EMPREENDEDORISMO, DIREÇÃO DE ARTE, E AS REFERÊNCIAS DE JP SANTOS

Viver novas experiências é a melhor forma de combater o bloqueio criativo, é onde a gente tem novas possibilidades de enxergar o mundo, coletar informações.

12/28/20253 min read

A'CRON: Como foi seu início no empreendedorismo?

JP SANTOS: Desde criança eu vi meus pais empreenderem de tudo quanto é forma para completar a renda. Desde revender roupas femininas, marmitex nos ministérios ou ate dindin gourmet. Acho que por tudo que eu vi meus pais fazendo e toda correria que eles vivenciaram durante a minha infância, o empreendedorismo foi na verdade uma consequência pra mim.

Com 16 anos eu decidi criar minha própria marca, mas eu não acho que aquilo foi o empreendedorismo chegando de primeira. O empreendedorismo veio mesmo depois que eu lancei minha primeira coleção e gastei o dinheiro quase todo kkk. Foi aí que eu percebi que precisava de uma gestão e que com 17 anos seria um grande desafio.

A'CRON: Quais foram os principais desafios que você enfrentou para desenvolver sua direção artística?

JP SANTOS: Para ser sincero, o maior desafio é o mercado. O maior desafio para alguém que se expressa de forma artística, seja como for, é se comparar com o que já está consolidado no mercado, é quando a sua paixão acaba virando muito trabalho e você precisa se encaixar no que o mundo nos faz acreditar que é o certo a se fazer, o que é comercial.

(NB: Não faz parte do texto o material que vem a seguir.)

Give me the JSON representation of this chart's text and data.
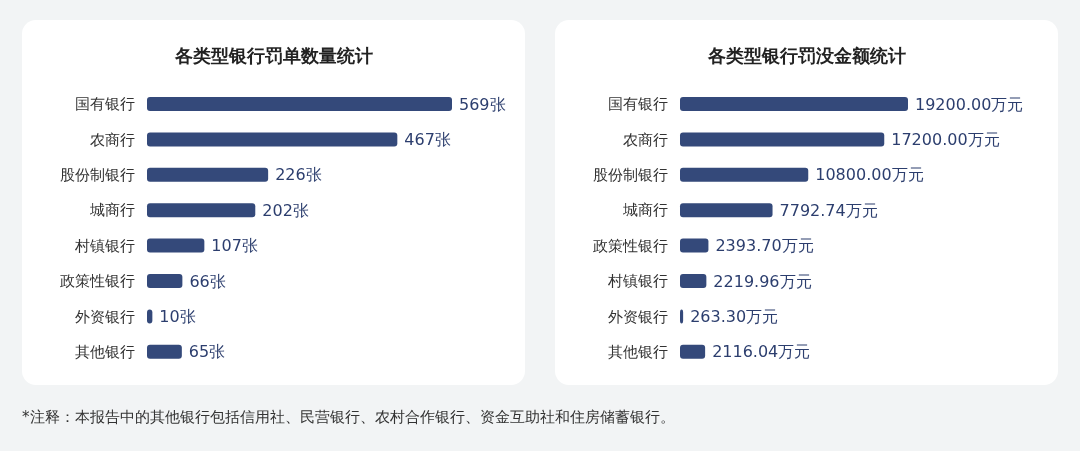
{
  "chart_data": [
    {
      "type": "bar",
      "orientation": "horizontal",
      "title": "各类型银行罚单数量统计",
      "categories": [
        "国有银行",
        "农商行",
        "股份制银行",
        "城商行",
        "村镇银行",
        "政策性银行",
        "外资银行",
        "其他银行"
      ],
      "values": [
        569,
        467,
        226,
        202,
        107,
        66,
        10,
        65
      ],
      "color": "#34497a",
      "value_labels": [
        "569张",
        "467张",
        "226张",
        "202张",
        "107张",
        "66张",
        "10张",
        "65张"
      ],
      "annotations": [
        "*注释：本报告中的其他银行包括信用社、民营银行、农村合作银行、资金互助社和住房储蓄银行。"
      ]
    },
    {
      "type": "bar",
      "orientation": "horizontal",
      "title": "各类型银行罚没金额统计",
      "categories": [
        "国有银行",
        "农商行",
        "股份制银行",
        "城商行",
        "政策性银行",
        "村镇银行",
        "外资银行",
        "其他银行"
      ],
      "values": [
        19200.0,
        17200.0,
        10800.0,
        7792.74,
        2393.7,
        2219.96,
        263.3,
        2116.04
      ],
      "color": "#34497a",
      "value_labels": [
        "19200.00万元",
        "17200.00万元",
        "10800.00万元",
        "7792.74万元",
        "2393.70万元",
        "2219.96万元",
        "263.30万元",
        "2116.04万元"
      ]
    }
  ]
}
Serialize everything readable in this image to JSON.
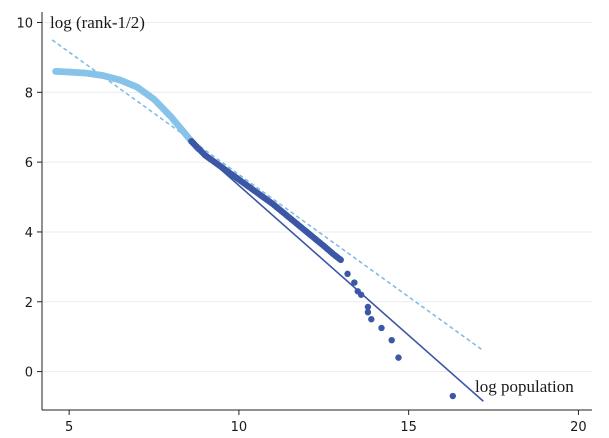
{
  "chart_data": {
    "type": "scatter",
    "ylabel": "log (rank-1/2)",
    "xlabel": "log population",
    "xlim": [
      4.2,
      20.4
    ],
    "ylim": [
      -1.1,
      10.3
    ],
    "xticks": [
      5,
      10,
      15,
      20
    ],
    "yticks": [
      0,
      2,
      4,
      6,
      8,
      10
    ],
    "grid": "horizontal",
    "colors": {
      "light_points": "#87c3e9",
      "dark_points": "#3b57a5",
      "dashed_fit": "#7fbde6",
      "solid_fit": "#3b57a5",
      "grid": "#ececec",
      "axis": "#222222"
    },
    "series": [
      {
        "style": "light-points",
        "points": [
          [
            4.6,
            8.6
          ],
          [
            5.0,
            8.58
          ],
          [
            5.5,
            8.55
          ],
          [
            6.0,
            8.48
          ],
          [
            6.5,
            8.35
          ],
          [
            7.0,
            8.15
          ],
          [
            7.5,
            7.8
          ],
          [
            8.0,
            7.3
          ],
          [
            8.3,
            6.95
          ],
          [
            8.6,
            6.6
          ],
          [
            8.8,
            6.38
          ]
        ]
      },
      {
        "style": "dark-points",
        "points": [
          [
            8.6,
            6.6
          ],
          [
            9.0,
            6.2
          ],
          [
            9.5,
            5.85
          ],
          [
            10.0,
            5.5
          ],
          [
            10.5,
            5.15
          ],
          [
            11.0,
            4.8
          ],
          [
            11.5,
            4.4
          ],
          [
            12.0,
            4.0
          ],
          [
            12.5,
            3.6
          ],
          [
            12.8,
            3.35
          ],
          [
            13.0,
            3.2
          ],
          [
            13.2,
            2.8
          ],
          [
            13.4,
            2.55
          ],
          [
            13.5,
            2.3
          ],
          [
            13.6,
            2.2
          ],
          [
            13.8,
            1.85
          ],
          [
            13.8,
            1.7
          ],
          [
            13.9,
            1.5
          ],
          [
            14.2,
            1.25
          ],
          [
            14.5,
            0.9
          ],
          [
            14.7,
            0.4
          ],
          [
            16.3,
            -0.7
          ]
        ]
      },
      {
        "style": "dashed-line",
        "points": [
          [
            4.5,
            9.5
          ],
          [
            17.2,
            0.6
          ]
        ]
      },
      {
        "style": "solid-line",
        "points": [
          [
            8.5,
            6.62
          ],
          [
            17.2,
            -0.85
          ]
        ]
      }
    ]
  }
}
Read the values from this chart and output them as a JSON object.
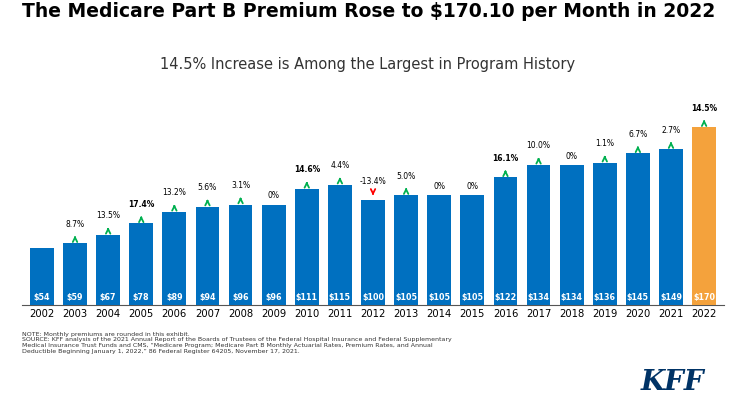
{
  "years": [
    "2002",
    "2003",
    "2004",
    "2005",
    "2006",
    "2007",
    "2008",
    "2009",
    "2010",
    "2011",
    "2012",
    "2013",
    "2014",
    "2015",
    "2016",
    "2017",
    "2018",
    "2019",
    "2020",
    "2021",
    "2022"
  ],
  "values": [
    54,
    59,
    67,
    78,
    89,
    94,
    96,
    96,
    111,
    115,
    100,
    105,
    105,
    105,
    122,
    134,
    134,
    136,
    145,
    149,
    170
  ],
  "pct_changes": [
    "8.7%",
    "13.5%",
    "17.4%",
    "13.2%",
    "5.6%",
    "3.1%",
    "0%",
    "14.6%",
    "4.4%",
    "-13.4%",
    "5.0%",
    "0%",
    "0%",
    "16.1%",
    "10.0%",
    "0%",
    "1.1%",
    "6.7%",
    "2.7%",
    "14.5%"
  ],
  "bar_colors": [
    "#0070C0",
    "#0070C0",
    "#0070C0",
    "#0070C0",
    "#0070C0",
    "#0070C0",
    "#0070C0",
    "#0070C0",
    "#0070C0",
    "#0070C0",
    "#0070C0",
    "#0070C0",
    "#0070C0",
    "#0070C0",
    "#0070C0",
    "#0070C0",
    "#0070C0",
    "#0070C0",
    "#0070C0",
    "#0070C0",
    "#F4A23C"
  ],
  "title": "The Medicare Part B Premium Rose to $170.10 per Month in 2022",
  "subtitle": "14.5% Increase is Among the Largest in Program History",
  "note_line1": "NOTE: Monthly premiums are rounded in this exhibit.",
  "note_line2": "SOURCE: KFF analysis of the 2021 Annual Report of the Boards of Trustees of the Federal Hospital Insurance and Federal Supplementary",
  "note_line3": "Medical Insurance Trust Funds and CMS, “Medicare Program; Medicare Part B Monthly Actuarial Rates, Premium Rates, and Annual",
  "note_line4": "Deductible Beginning January 1, 2022,” 86 Federal Register 64205, November 17, 2021.",
  "title_fontsize": 13.5,
  "subtitle_fontsize": 10.5,
  "background_color": "#FFFFFF",
  "ylim": [
    0,
    205
  ],
  "green_arrow_color": "#00B050",
  "red_arrow_color": "#FF0000",
  "pct_bold_years": [
    "2005",
    "2010",
    "2016",
    "2022"
  ]
}
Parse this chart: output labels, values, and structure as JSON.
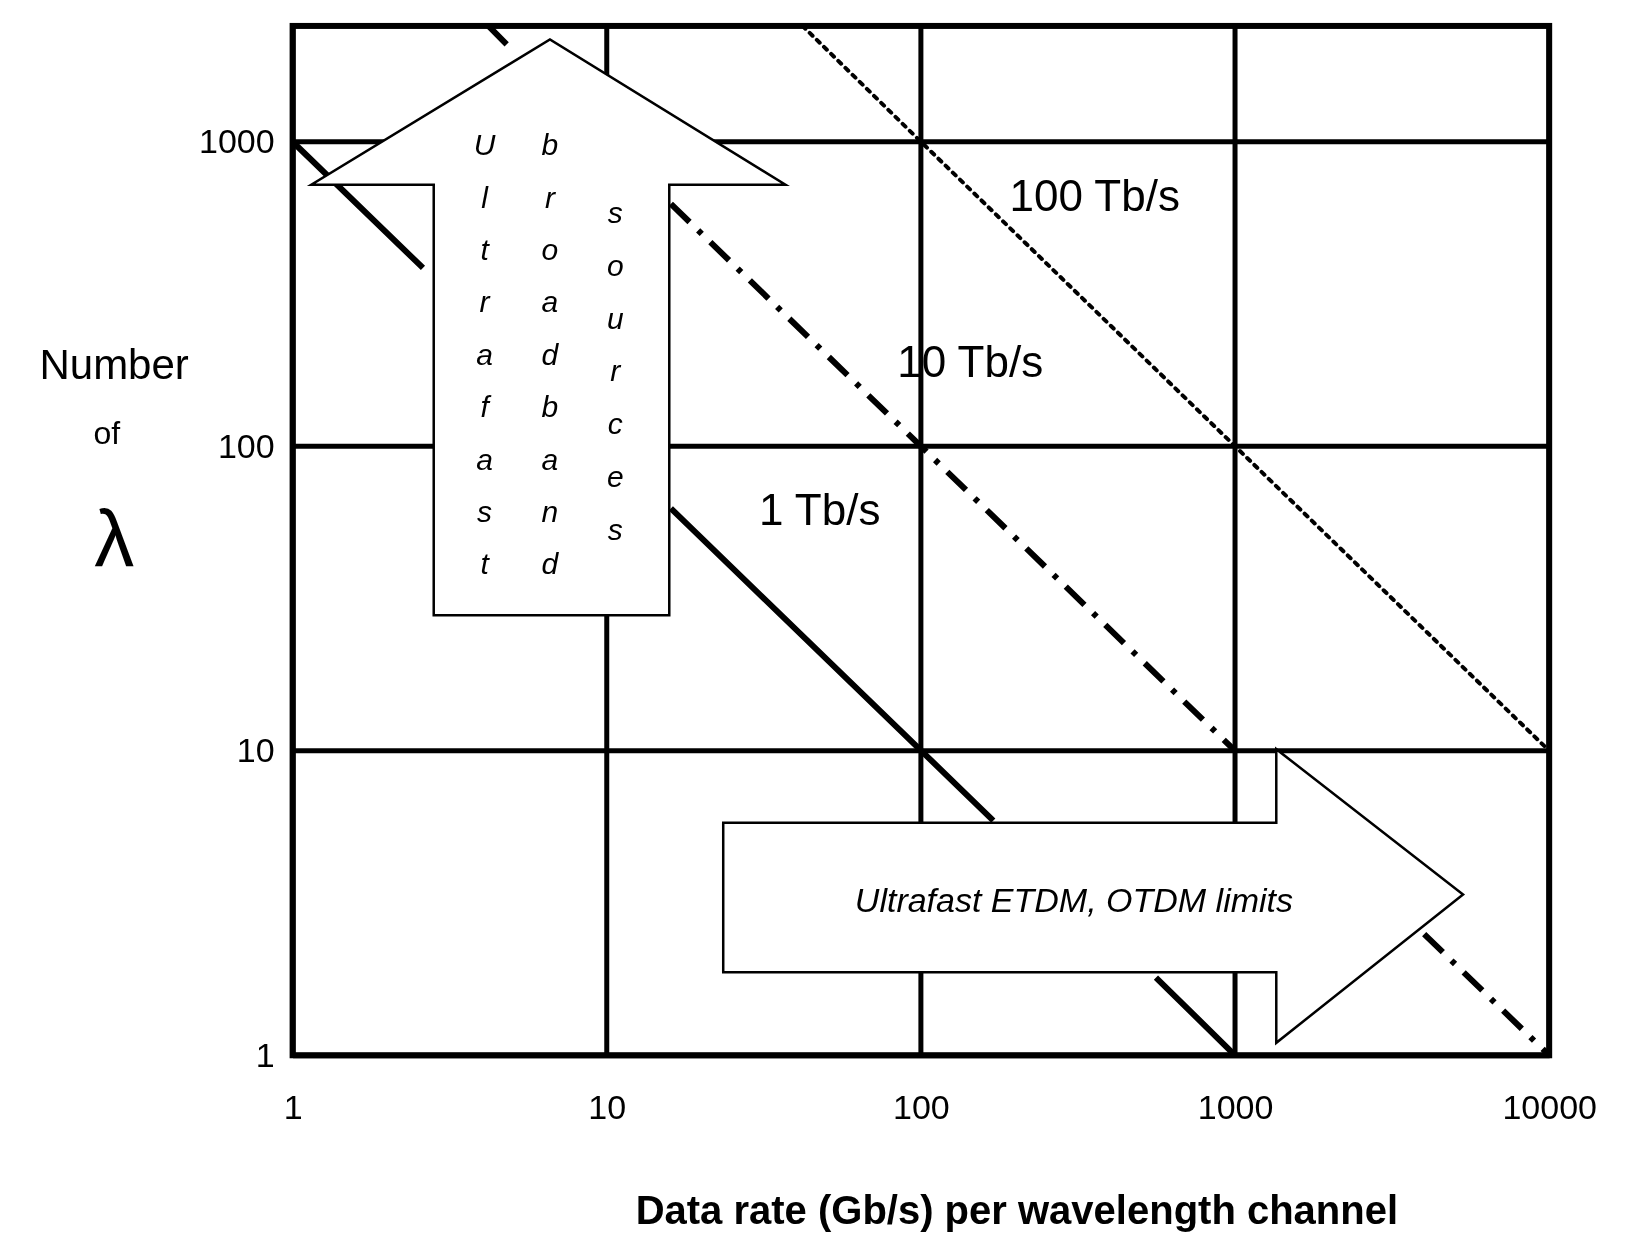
{
  "chart_data": {
    "type": "line",
    "xlabel": "Data rate (Gb/s) per wavelength channel",
    "ylabel": "Number of λ",
    "log": "xy",
    "xlim": [
      1,
      10000
    ],
    "ylim": [
      1,
      2400
    ],
    "xticks": [
      1,
      10,
      100,
      1000,
      10000
    ],
    "yticks": [
      1,
      10,
      100,
      1000
    ],
    "grid": true,
    "legend": false,
    "series": [
      {
        "name": "1 Tb/s",
        "color": "#000000",
        "line_style": "solid",
        "x": [
          1,
          2.6,
          8,
          16,
          170,
          400,
          560,
          1000
        ],
        "values": [
          1000,
          385,
          null,
          62.5,
          5.9,
          null,
          1.8,
          1
        ]
      },
      {
        "name": "10 Tb/s",
        "color": "#000000",
        "line_style": "dashdot",
        "x": [
          4.2,
          5,
          8,
          16,
          100,
          1000,
          2000,
          4000,
          10000
        ],
        "values": [
          2400,
          2000,
          null,
          625,
          100,
          10,
          null,
          2.5,
          1
        ]
      },
      {
        "name": "100 Tb/s",
        "color": "#000000",
        "line_style": "dotted",
        "x": [
          42,
          100,
          1000,
          10000
        ],
        "values": [
          2400,
          1000,
          100,
          10
        ]
      }
    ],
    "annotations": [
      "Ultrafast",
      "broadband",
      "sources",
      "Ultrafast ETDM, OTDM limits"
    ]
  }
}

Eu não vim de berço, então cada coleção era All In, então por mais que a Off Shadow fosse um reflexo do que eu vivo e sou, minhas criações ainda foram de certa forma afetadas pela ansiedade, pela necessidade de “dar certo”.

A'CRON: Como você lida com o bloqueio criativo?

JP SANTOS: Eu tô aprendendo cada vez mais a respeitar meu processo criativo, pois ele é muito espontâneo. Eu não acordo todo dia com uma ideia nova pra botar em prática. Eu gosto de sempre estudar sobre novos assuntos, principalmente fora do ramo da moda, para ter novas inspirações.

Viver novas experiências é a melhor forma de combater o bloqueio criativo, é onde a gente tem novas possibilidades de enxergar o mundo, coletar informações. Eu gosto de ter um tempo sem me forçar a criar nada, pois uma hora ou outra, a inspiração sempre vem.

A'CRON: Quais foram as suas referências no DF e no Mundo para o desenvolvimento do seu trabalho?

JP SANTOS: No DF, eu posso dizer que a minha referência foram meu pai e minha mãe. Foram eles que me fizeram entender que era possível empreender, eles que me ensinaram os primeiros passos dentro desse mundo, literalmente hehe.

No mundo, é impossível eu negar a importância do Virgil Abloh para a forma como eu levo meu trabalho, e não no sentido estético, mas sim na forma como ele via o mundo, como o propósito dele era muito maior do que apenas fazer roupas. Ele foi a voz para muitos que antes não sabiam nem que podiam falar.

Dentro da música, o BK segue sendo a minha maior referência, ainda não sei explicar qual figura ele representa para mim, mas tudo que ele escreve, parece que impacta em algum lado do que eu estou vivendo ou projetando.